Ela não é faseada. Seria faseada se você tivesse um cronograma de votações para chegar ao IVA nacional, não é isso que o governo quer. O governo não quer votar a PEC 45 e para isso resolve votar uma parte da reforma. Ele construiu o pior dos mundos, com a separação do IVA, colocando PIS Cofins em uma votação e querendo criar um IVA dual, com o Senado votando ICMS e ISS. Você desagradou a todos, à Federação e aos empresários. Em nenhum país sério do mundo esse é um tema relevante em uma decisão de investimento, mas no Brasil o sistema tributário acaba gerando distorções e acaba fazendo com que empresas desistam de investir no país.
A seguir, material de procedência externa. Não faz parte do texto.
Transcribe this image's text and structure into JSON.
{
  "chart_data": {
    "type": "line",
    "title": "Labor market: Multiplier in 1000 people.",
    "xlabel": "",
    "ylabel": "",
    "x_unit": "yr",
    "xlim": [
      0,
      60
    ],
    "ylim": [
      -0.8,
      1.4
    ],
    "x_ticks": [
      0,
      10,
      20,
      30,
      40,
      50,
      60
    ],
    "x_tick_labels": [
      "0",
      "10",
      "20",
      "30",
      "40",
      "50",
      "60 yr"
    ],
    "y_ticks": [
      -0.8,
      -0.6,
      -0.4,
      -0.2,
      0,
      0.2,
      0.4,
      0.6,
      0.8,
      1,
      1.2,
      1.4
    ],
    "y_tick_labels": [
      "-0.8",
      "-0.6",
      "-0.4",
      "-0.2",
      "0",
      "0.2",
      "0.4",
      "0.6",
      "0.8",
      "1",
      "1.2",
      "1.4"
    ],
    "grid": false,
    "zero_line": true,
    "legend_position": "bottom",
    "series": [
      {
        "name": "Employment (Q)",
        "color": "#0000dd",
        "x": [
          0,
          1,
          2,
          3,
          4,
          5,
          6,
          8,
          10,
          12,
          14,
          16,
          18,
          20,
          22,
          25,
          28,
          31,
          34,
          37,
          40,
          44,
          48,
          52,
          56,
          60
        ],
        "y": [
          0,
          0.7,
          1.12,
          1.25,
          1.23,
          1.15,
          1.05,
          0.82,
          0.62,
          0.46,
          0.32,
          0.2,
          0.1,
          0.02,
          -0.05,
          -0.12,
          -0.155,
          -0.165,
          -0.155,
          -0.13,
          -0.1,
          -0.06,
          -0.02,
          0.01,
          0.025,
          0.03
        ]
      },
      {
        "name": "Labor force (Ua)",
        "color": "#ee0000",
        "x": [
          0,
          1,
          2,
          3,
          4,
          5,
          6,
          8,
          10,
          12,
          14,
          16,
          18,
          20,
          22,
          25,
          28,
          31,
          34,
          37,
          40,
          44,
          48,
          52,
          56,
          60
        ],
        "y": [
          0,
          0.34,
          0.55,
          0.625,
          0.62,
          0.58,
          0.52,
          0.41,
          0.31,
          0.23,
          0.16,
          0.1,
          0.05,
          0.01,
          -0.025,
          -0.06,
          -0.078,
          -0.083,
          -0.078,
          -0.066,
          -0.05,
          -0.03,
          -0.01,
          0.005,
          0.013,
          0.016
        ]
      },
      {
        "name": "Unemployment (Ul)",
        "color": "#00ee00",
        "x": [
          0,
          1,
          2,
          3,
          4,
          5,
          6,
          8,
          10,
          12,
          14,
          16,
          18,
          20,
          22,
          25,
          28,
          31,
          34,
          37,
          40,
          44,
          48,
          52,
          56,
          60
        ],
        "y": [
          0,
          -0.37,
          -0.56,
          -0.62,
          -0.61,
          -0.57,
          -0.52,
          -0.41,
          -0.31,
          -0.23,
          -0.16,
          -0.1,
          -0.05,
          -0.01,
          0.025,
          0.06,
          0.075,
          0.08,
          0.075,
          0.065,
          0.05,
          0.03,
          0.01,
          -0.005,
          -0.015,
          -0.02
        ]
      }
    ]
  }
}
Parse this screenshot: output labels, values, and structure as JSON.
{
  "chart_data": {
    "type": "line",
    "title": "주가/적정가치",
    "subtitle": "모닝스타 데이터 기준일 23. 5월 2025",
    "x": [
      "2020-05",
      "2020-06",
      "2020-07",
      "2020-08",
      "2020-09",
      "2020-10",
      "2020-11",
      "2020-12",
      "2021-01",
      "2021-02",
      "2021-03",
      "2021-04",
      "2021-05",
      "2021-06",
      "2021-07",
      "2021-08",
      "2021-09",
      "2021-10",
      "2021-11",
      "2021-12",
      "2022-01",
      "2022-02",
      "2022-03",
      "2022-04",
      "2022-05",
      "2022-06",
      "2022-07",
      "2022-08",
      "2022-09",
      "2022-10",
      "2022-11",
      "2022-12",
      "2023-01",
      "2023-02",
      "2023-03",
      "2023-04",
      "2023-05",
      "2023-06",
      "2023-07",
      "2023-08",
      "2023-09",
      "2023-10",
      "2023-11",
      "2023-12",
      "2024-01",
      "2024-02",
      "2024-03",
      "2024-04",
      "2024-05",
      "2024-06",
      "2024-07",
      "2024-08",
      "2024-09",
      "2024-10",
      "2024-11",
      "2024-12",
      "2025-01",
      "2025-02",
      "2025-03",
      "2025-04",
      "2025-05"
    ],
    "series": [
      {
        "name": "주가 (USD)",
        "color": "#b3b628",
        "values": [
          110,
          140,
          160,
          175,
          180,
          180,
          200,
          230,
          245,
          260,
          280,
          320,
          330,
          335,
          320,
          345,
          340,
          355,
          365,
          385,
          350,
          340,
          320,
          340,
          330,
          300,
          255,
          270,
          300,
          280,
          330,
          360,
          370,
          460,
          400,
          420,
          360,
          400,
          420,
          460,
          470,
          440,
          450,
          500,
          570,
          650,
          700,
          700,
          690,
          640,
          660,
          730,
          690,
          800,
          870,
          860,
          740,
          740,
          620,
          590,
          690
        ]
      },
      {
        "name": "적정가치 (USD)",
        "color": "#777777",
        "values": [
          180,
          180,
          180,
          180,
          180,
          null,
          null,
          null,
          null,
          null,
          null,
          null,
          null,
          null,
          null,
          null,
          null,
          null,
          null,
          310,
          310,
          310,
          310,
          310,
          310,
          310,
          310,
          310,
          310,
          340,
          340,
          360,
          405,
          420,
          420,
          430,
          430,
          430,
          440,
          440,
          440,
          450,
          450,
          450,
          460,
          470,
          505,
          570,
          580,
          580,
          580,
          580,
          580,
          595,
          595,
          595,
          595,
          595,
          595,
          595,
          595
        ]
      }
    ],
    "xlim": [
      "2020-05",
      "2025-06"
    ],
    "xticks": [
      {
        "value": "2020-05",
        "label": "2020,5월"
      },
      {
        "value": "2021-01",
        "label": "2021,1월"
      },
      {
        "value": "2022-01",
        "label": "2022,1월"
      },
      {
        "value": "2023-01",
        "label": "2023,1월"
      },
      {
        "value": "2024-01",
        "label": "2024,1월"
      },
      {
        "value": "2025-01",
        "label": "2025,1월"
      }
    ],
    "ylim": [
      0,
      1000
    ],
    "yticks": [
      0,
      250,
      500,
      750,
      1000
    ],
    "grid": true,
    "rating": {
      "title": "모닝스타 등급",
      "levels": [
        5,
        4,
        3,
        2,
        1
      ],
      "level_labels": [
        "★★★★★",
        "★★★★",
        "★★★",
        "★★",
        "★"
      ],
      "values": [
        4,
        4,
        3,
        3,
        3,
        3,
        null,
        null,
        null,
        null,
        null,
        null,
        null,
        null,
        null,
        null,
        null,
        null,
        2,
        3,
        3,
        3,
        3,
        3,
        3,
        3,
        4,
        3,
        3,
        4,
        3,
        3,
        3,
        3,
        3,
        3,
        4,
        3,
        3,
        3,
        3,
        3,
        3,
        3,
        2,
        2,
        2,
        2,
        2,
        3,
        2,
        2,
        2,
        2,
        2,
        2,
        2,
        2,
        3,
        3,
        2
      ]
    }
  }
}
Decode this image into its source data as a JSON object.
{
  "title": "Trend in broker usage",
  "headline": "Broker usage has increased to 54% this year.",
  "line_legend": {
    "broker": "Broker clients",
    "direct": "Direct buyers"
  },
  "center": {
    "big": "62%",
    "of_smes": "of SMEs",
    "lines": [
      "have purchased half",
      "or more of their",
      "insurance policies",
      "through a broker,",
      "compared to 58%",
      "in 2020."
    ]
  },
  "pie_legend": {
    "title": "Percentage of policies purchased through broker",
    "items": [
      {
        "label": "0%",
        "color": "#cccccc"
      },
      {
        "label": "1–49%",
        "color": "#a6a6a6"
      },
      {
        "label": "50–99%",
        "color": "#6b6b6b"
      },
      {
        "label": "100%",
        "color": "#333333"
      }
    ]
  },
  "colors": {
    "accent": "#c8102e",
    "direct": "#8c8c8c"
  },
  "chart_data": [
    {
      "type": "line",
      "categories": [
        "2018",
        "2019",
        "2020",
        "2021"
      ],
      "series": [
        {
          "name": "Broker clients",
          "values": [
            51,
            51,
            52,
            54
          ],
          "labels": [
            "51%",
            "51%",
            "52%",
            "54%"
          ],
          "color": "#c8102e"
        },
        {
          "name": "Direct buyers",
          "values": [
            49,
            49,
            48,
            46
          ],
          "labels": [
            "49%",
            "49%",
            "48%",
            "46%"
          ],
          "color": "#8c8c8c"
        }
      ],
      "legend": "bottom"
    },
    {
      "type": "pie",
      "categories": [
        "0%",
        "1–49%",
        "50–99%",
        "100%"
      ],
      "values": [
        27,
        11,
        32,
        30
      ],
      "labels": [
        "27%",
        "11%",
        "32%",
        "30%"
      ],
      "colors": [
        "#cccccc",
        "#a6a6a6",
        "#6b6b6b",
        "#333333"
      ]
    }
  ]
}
É uma pena que o Paulo Guedes, por vaidade pessoal, não aceite uma PEC que foi escrita pela mesma pessoa que escreveu a CBS, que estava muito bem estruturada.

No final, o que vai andar é o Refis, que é polêmico, gera sempre uma flexibilidade na decisão de não pagar impostos. O que vai sobrar é o que há de mais polêmico e atrasado para as soluções tributarias no brasil.

A única matéria que tem condição de andar é o Refis? Mesmo a CBS não anda este ano?

A CBS tem mais obstáculos que a PEC 45. Com a CBS do jeito que o governo já está aceitando, no final vai ser cada setor fazendo lobby e trabalhando para estar na alíquota menor. E, quando você beneficia um setor, quem paga a conta é o contribuinte. É o que acontece hoje. Com tantos subsídios tributários, no final a carga é mais alta para o cidadão comum porque alguns têm privilégios.

E sobre a reforma administrativa, vai prevalecer a mesma lógica da reforma tributária ou há um caminho maior?

O presidente da República precisa colocar a cara e começar a defender, parar de falar que é contra a reforma. E os bolsonaristas fizeram lobby na CCJ, dizendo que tinha problema na questão da polícia. Acho muito difícil a reforma administrativa andar em um período eleitoral.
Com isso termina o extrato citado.